Former Brewdog employees have alleged a “culture of fear” in the brewing company with a “toxic attitude” towards junior employees.

In an open letter, the signatories said a “significant number” of former employees had “suffered from mental illness as a result of their work at BrewDog.”

They claimed the business was built around a “personality cult” of founders James Watt and Martin Dickie.

Mr Watt said Brewdog was “sorry” and that he would not dispute the letter, but “listen, learn and act”.

The Scottish brewer is credited with helping bring craft beer into mainstream after large supermarkets started stocking it in 2008. But it has also sparked controversy for its marketing and business decisions.

In the open letter, which was posted anonymously on Twitter, former staff made a number of allegations, including a culture where staff were afraid to speak out about their concerns.

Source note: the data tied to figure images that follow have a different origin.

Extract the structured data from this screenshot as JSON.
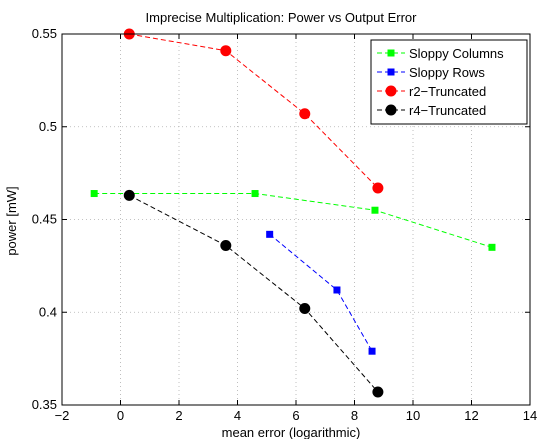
{
  "chart_data": {
    "type": "line",
    "title": "Imprecise Multiplication: Power vs Output Error",
    "xlabel": "mean error (logarithmic)",
    "ylabel": "power [mW]",
    "xlim": [
      -2,
      14
    ],
    "ylim": [
      0.35,
      0.55
    ],
    "xticks": [
      -2,
      0,
      2,
      4,
      6,
      8,
      10,
      12,
      14
    ],
    "yticks": [
      0.35,
      0.4,
      0.45,
      0.5,
      0.55
    ],
    "grid": true,
    "legend_position": "top-right",
    "series": [
      {
        "name": "Sloppy Columns",
        "color": "#00ff00",
        "marker": "square",
        "x": [
          -0.9,
          4.6,
          8.7,
          12.7
        ],
        "y": [
          0.464,
          0.464,
          0.455,
          0.435
        ]
      },
      {
        "name": "Sloppy Rows",
        "color": "#0000ff",
        "marker": "square",
        "x": [
          5.1,
          7.4,
          8.6
        ],
        "y": [
          0.442,
          0.412,
          0.379
        ]
      },
      {
        "name": "r2−Truncated",
        "color": "#ff0000",
        "marker": "circle",
        "x": [
          0.3,
          3.6,
          6.3,
          8.8
        ],
        "y": [
          0.55,
          0.541,
          0.507,
          0.467
        ]
      },
      {
        "name": "r4−Truncated",
        "color": "#000000",
        "marker": "circle",
        "x": [
          0.3,
          3.6,
          6.3,
          8.8
        ],
        "y": [
          0.463,
          0.436,
          0.402,
          0.357
        ]
      }
    ]
  }
}
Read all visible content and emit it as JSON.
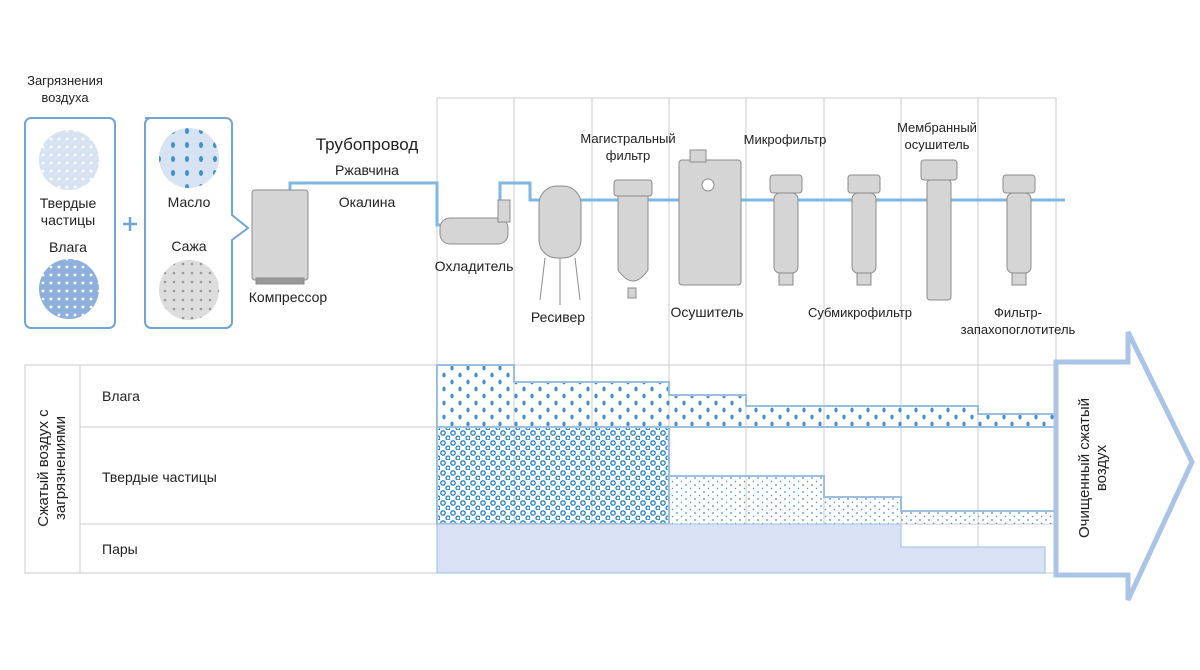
{
  "contaminants": {
    "title": "Загрязнения воздуха",
    "box1": {
      "top": "Твердые частицы",
      "bottom": "Влага"
    },
    "box2": {
      "top": "Масло",
      "bottom": "Сажа"
    }
  },
  "pipeline": {
    "title": "Трубопровод",
    "items": [
      "Ржавчина",
      "Окалина"
    ]
  },
  "equipment": [
    "Компрессор",
    "Охладитель",
    "Ресивер",
    "Магистральный фильтр",
    "Осушитель",
    "Микрофильтр",
    "Субмикрофильтр",
    "Мембранный осушитель",
    "Фильтр-запахопоглотитель"
  ],
  "table": {
    "header": "Сжатый воздух с загрязнениями",
    "rows": [
      "Влага",
      "Твердые частицы",
      "Пары"
    ]
  },
  "result": "Очищенный сжатый воздух"
}
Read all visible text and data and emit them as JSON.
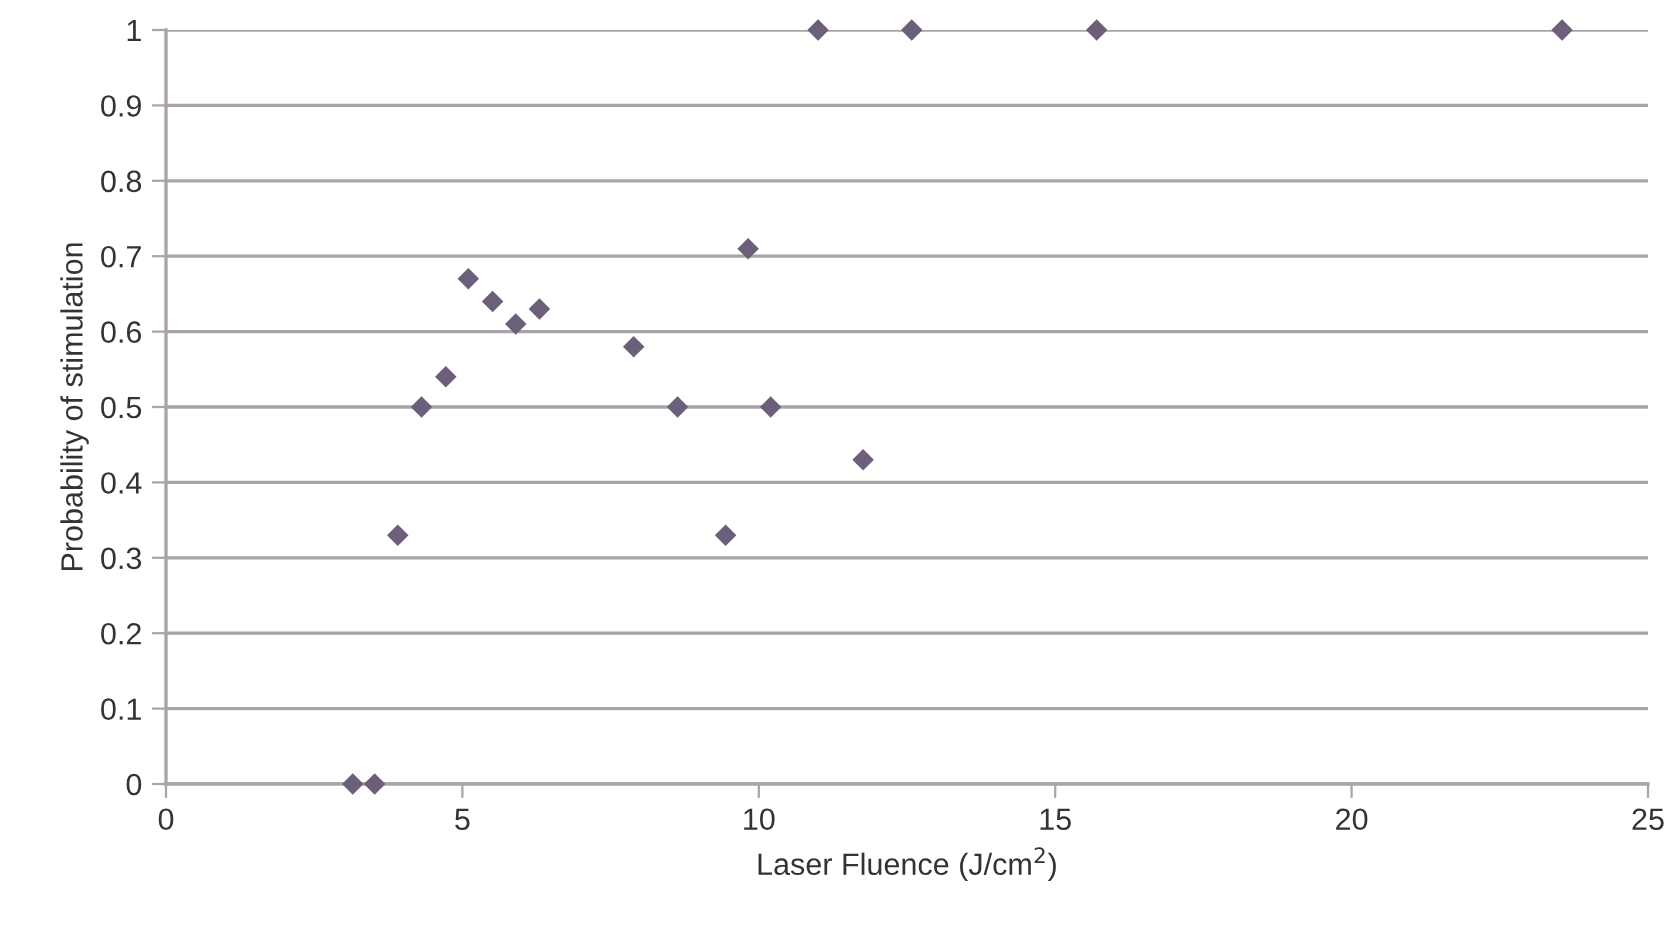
{
  "chart_data": {
    "type": "scatter",
    "xlabel": "Laser Fluence (J/cm$^{2}$)",
    "ylabel": "Probability of stimulation",
    "x": [
      3.15,
      3.52,
      3.91,
      4.31,
      4.72,
      5.1,
      5.51,
      5.9,
      6.3,
      7.89,
      8.63,
      9.44,
      9.82,
      10.2,
      11.0,
      11.76,
      12.58,
      15.7,
      23.55
    ],
    "values": [
      0,
      0,
      0.33,
      0.5,
      0.54,
      0.67,
      0.64,
      0.61,
      0.63,
      0.58,
      0.5,
      0.33,
      0.71,
      0.5,
      1,
      0.43,
      1,
      1,
      1
    ],
    "color": "#6b5f7a",
    "marker": "diamond",
    "xlim": [
      0,
      25
    ],
    "xticks": [
      0,
      5,
      10,
      15,
      20,
      25
    ],
    "ylim": [
      0,
      1
    ],
    "yticks": [
      0,
      0.1,
      0.2,
      0.3,
      0.4,
      0.5,
      0.6,
      0.7,
      0.8,
      0.9,
      1
    ],
    "grid": "y",
    "legend": false
  }
}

He said Mr. Watt and Mr. Dickie had exploited advertising, “both good and bad” to pursue their own business goals and pursued “growth, at all costs”.

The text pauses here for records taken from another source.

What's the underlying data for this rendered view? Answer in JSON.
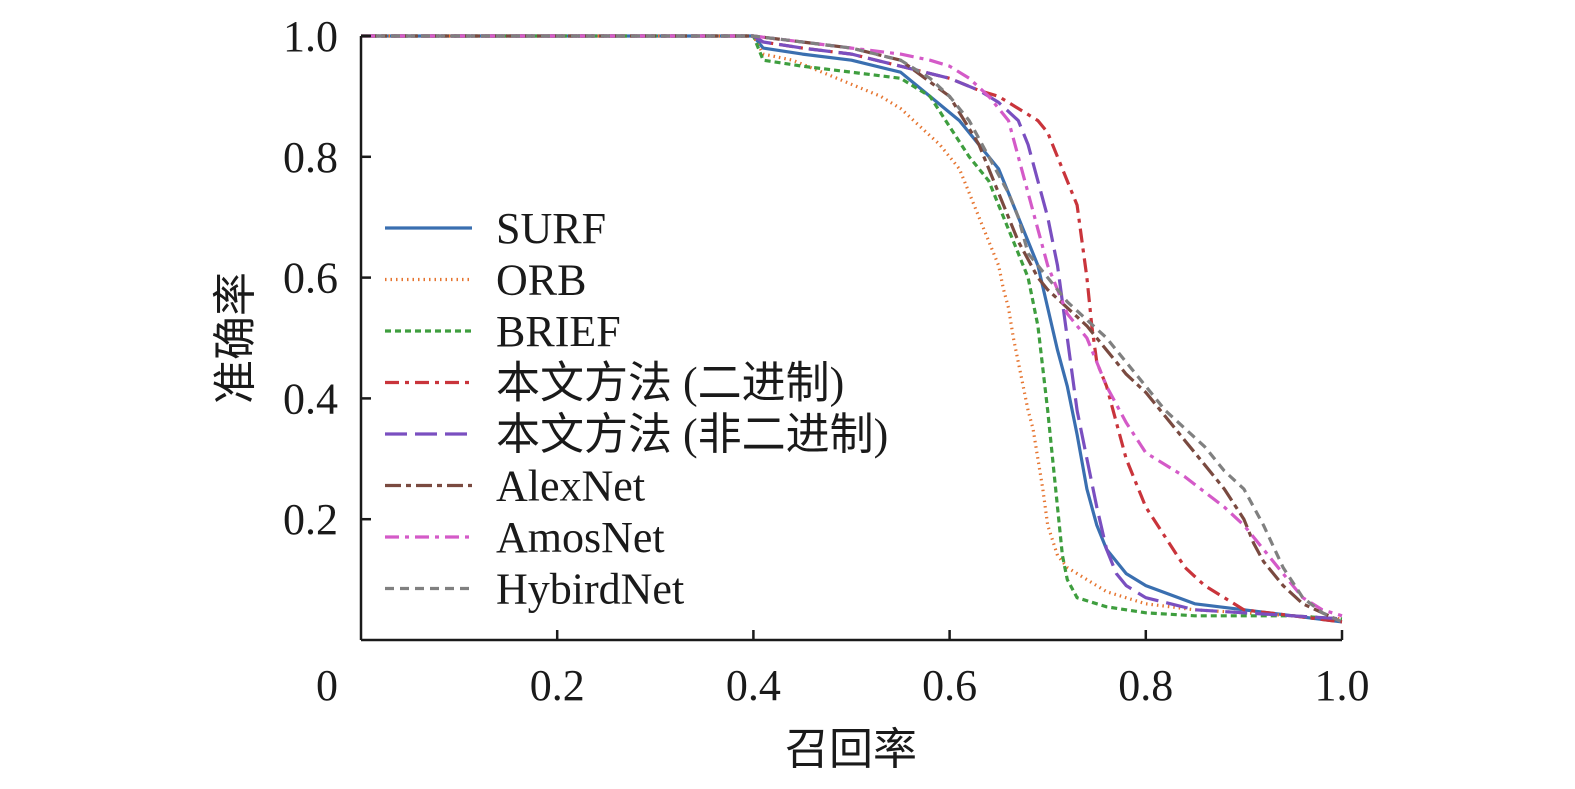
{
  "chart_data": {
    "type": "line",
    "title": "",
    "xlabel": "召回率",
    "ylabel": "准确率",
    "xlim": [
      0,
      1
    ],
    "ylim": [
      0,
      1
    ],
    "grid": false,
    "legend_position": "left",
    "x_ticks": [
      {
        "value": 0,
        "label": "0"
      },
      {
        "value": 0.2,
        "label": "0.2"
      },
      {
        "value": 0.4,
        "label": "0.4"
      },
      {
        "value": 0.6,
        "label": "0.6"
      },
      {
        "value": 0.8,
        "label": "0.8"
      },
      {
        "value": 1.0,
        "label": "1.0"
      }
    ],
    "y_ticks": [
      {
        "value": 0.2,
        "label": "0.2"
      },
      {
        "value": 0.4,
        "label": "0.4"
      },
      {
        "value": 0.6,
        "label": "0.6"
      },
      {
        "value": 0.8,
        "label": "0.8"
      },
      {
        "value": 1.0,
        "label": "1.0"
      }
    ],
    "series": [
      {
        "name": "SURF",
        "color": "#3a6fb0",
        "dash": "solid",
        "x": [
          0,
          0.4,
          0.41,
          0.45,
          0.5,
          0.55,
          0.58,
          0.61,
          0.63,
          0.65,
          0.66,
          0.67,
          0.68,
          0.69,
          0.7,
          0.71,
          0.72,
          0.73,
          0.74,
          0.75,
          0.76,
          0.78,
          0.8,
          0.85,
          0.9,
          0.95,
          1.0
        ],
        "y": [
          1.0,
          1.0,
          0.98,
          0.97,
          0.96,
          0.94,
          0.9,
          0.86,
          0.82,
          0.78,
          0.74,
          0.7,
          0.66,
          0.62,
          0.55,
          0.48,
          0.42,
          0.34,
          0.25,
          0.19,
          0.15,
          0.11,
          0.09,
          0.06,
          0.05,
          0.04,
          0.03
        ]
      },
      {
        "name": "ORB",
        "color": "#e67530",
        "dash": "dotted",
        "x": [
          0,
          0.4,
          0.41,
          0.44,
          0.47,
          0.5,
          0.53,
          0.55,
          0.57,
          0.59,
          0.61,
          0.62,
          0.63,
          0.64,
          0.65,
          0.655,
          0.66,
          0.665,
          0.67,
          0.675,
          0.68,
          0.685,
          0.69,
          0.695,
          0.7,
          0.71,
          0.72,
          0.74,
          0.76,
          0.8,
          0.85,
          0.9,
          0.95,
          1.0
        ],
        "y": [
          1.0,
          1.0,
          0.97,
          0.96,
          0.94,
          0.92,
          0.9,
          0.88,
          0.85,
          0.82,
          0.78,
          0.74,
          0.7,
          0.66,
          0.62,
          0.58,
          0.55,
          0.5,
          0.46,
          0.42,
          0.38,
          0.35,
          0.3,
          0.25,
          0.19,
          0.14,
          0.12,
          0.1,
          0.08,
          0.06,
          0.05,
          0.045,
          0.04,
          0.035
        ]
      },
      {
        "name": "BRIEF",
        "color": "#3e9e3e",
        "dash": "dense",
        "x": [
          0,
          0.4,
          0.41,
          0.45,
          0.5,
          0.55,
          0.58,
          0.6,
          0.62,
          0.64,
          0.65,
          0.66,
          0.67,
          0.68,
          0.69,
          0.695,
          0.7,
          0.705,
          0.71,
          0.715,
          0.72,
          0.73,
          0.76,
          0.8,
          0.85,
          0.9,
          0.95,
          1.0
        ],
        "y": [
          1.0,
          1.0,
          0.96,
          0.95,
          0.94,
          0.93,
          0.9,
          0.85,
          0.8,
          0.76,
          0.72,
          0.68,
          0.64,
          0.6,
          0.52,
          0.45,
          0.38,
          0.3,
          0.22,
          0.14,
          0.1,
          0.07,
          0.055,
          0.045,
          0.04,
          0.04,
          0.04,
          0.035
        ]
      },
      {
        "name": "本文方法 (二进制)",
        "color": "#c9343b",
        "dash": "dashdot",
        "x": [
          0,
          0.4,
          0.41,
          0.45,
          0.5,
          0.55,
          0.6,
          0.63,
          0.65,
          0.67,
          0.69,
          0.7,
          0.71,
          0.72,
          0.73,
          0.735,
          0.74,
          0.745,
          0.75,
          0.76,
          0.77,
          0.78,
          0.79,
          0.8,
          0.82,
          0.84,
          0.86,
          0.88,
          0.9,
          0.95,
          1.0
        ],
        "y": [
          1.0,
          1.0,
          0.99,
          0.98,
          0.97,
          0.95,
          0.93,
          0.91,
          0.9,
          0.88,
          0.86,
          0.84,
          0.8,
          0.76,
          0.72,
          0.66,
          0.6,
          0.52,
          0.46,
          0.42,
          0.36,
          0.3,
          0.26,
          0.22,
          0.17,
          0.12,
          0.09,
          0.07,
          0.05,
          0.04,
          0.03
        ]
      },
      {
        "name": "本文方法 (非二进制)",
        "color": "#7a4fc0",
        "dash": "longdash",
        "x": [
          0,
          0.4,
          0.41,
          0.45,
          0.5,
          0.55,
          0.6,
          0.63,
          0.65,
          0.67,
          0.68,
          0.69,
          0.7,
          0.71,
          0.715,
          0.72,
          0.725,
          0.73,
          0.74,
          0.75,
          0.76,
          0.77,
          0.78,
          0.8,
          0.85,
          0.9,
          0.95,
          1.0
        ],
        "y": [
          1.0,
          1.0,
          0.99,
          0.98,
          0.97,
          0.95,
          0.93,
          0.91,
          0.89,
          0.86,
          0.82,
          0.76,
          0.7,
          0.62,
          0.56,
          0.5,
          0.44,
          0.38,
          0.3,
          0.22,
          0.15,
          0.11,
          0.09,
          0.07,
          0.05,
          0.045,
          0.04,
          0.035
        ]
      },
      {
        "name": "AlexNet",
        "color": "#7a4a40",
        "dash": "dashdotlong",
        "x": [
          0,
          0.4,
          0.45,
          0.5,
          0.55,
          0.6,
          0.63,
          0.65,
          0.67,
          0.69,
          0.7,
          0.72,
          0.74,
          0.76,
          0.78,
          0.8,
          0.82,
          0.84,
          0.86,
          0.88,
          0.9,
          0.91,
          0.92,
          0.94,
          0.96,
          0.98,
          1.0
        ],
        "y": [
          1.0,
          1.0,
          0.99,
          0.98,
          0.96,
          0.9,
          0.82,
          0.74,
          0.66,
          0.6,
          0.58,
          0.55,
          0.52,
          0.48,
          0.44,
          0.41,
          0.37,
          0.33,
          0.29,
          0.25,
          0.2,
          0.16,
          0.13,
          0.09,
          0.06,
          0.045,
          0.03
        ]
      },
      {
        "name": "AmosNet",
        "color": "#d45ac8",
        "dash": "dashdot",
        "x": [
          0,
          0.4,
          0.45,
          0.5,
          0.55,
          0.58,
          0.6,
          0.62,
          0.64,
          0.66,
          0.67,
          0.68,
          0.69,
          0.7,
          0.71,
          0.72,
          0.73,
          0.74,
          0.75,
          0.76,
          0.78,
          0.8,
          0.84,
          0.88,
          0.9,
          0.92,
          0.94,
          0.96,
          0.98,
          1.0
        ],
        "y": [
          1.0,
          1.0,
          0.99,
          0.98,
          0.97,
          0.96,
          0.95,
          0.93,
          0.9,
          0.86,
          0.8,
          0.74,
          0.68,
          0.62,
          0.58,
          0.54,
          0.52,
          0.5,
          0.46,
          0.42,
          0.36,
          0.31,
          0.27,
          0.22,
          0.19,
          0.15,
          0.11,
          0.07,
          0.05,
          0.04
        ]
      },
      {
        "name": "HybirdNet",
        "color": "#808080",
        "dash": "dashed",
        "x": [
          0,
          0.4,
          0.45,
          0.5,
          0.55,
          0.58,
          0.6,
          0.62,
          0.64,
          0.66,
          0.67,
          0.68,
          0.7,
          0.72,
          0.74,
          0.76,
          0.78,
          0.8,
          0.82,
          0.84,
          0.86,
          0.88,
          0.9,
          0.92,
          0.94,
          0.96,
          0.98,
          1.0
        ],
        "y": [
          1.0,
          1.0,
          0.99,
          0.98,
          0.96,
          0.93,
          0.9,
          0.86,
          0.8,
          0.74,
          0.7,
          0.64,
          0.6,
          0.56,
          0.53,
          0.5,
          0.46,
          0.42,
          0.38,
          0.35,
          0.32,
          0.28,
          0.25,
          0.19,
          0.12,
          0.07,
          0.045,
          0.03
        ]
      }
    ]
  }
}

He added: “You spent years pretending you wanted to be the best employer in the world, probably to help you recruit the best talent, but ask former employees what they think of those demands, and you you will probably laugh at yourself.

“Being treated like a human being was unfortunately not always easy for those who work at BrewDog.”

According to the letter, toxic attitudes towards junior staff had “trickled down” throughout the company “until they were simply an integral part of the company.”

“Frankly speaking, the greatest shared experience of former staff members is a residual sense of fear. The fear of talking about the atmosphere we were in and the fear of repercussions even after we left,” he said. he adds.

Along with many breweries and other sectors of the hospitality industry, it has been affected by the coronavirus pandemic.

Mr Watt said: “At Brewdog we are focused on building the best possible business, which is why the open letter we saw on Twitter was so upsetting, but so important.

“Our goal now is not to contradict or dispute the details of this letter, but to listen, learn and take action.”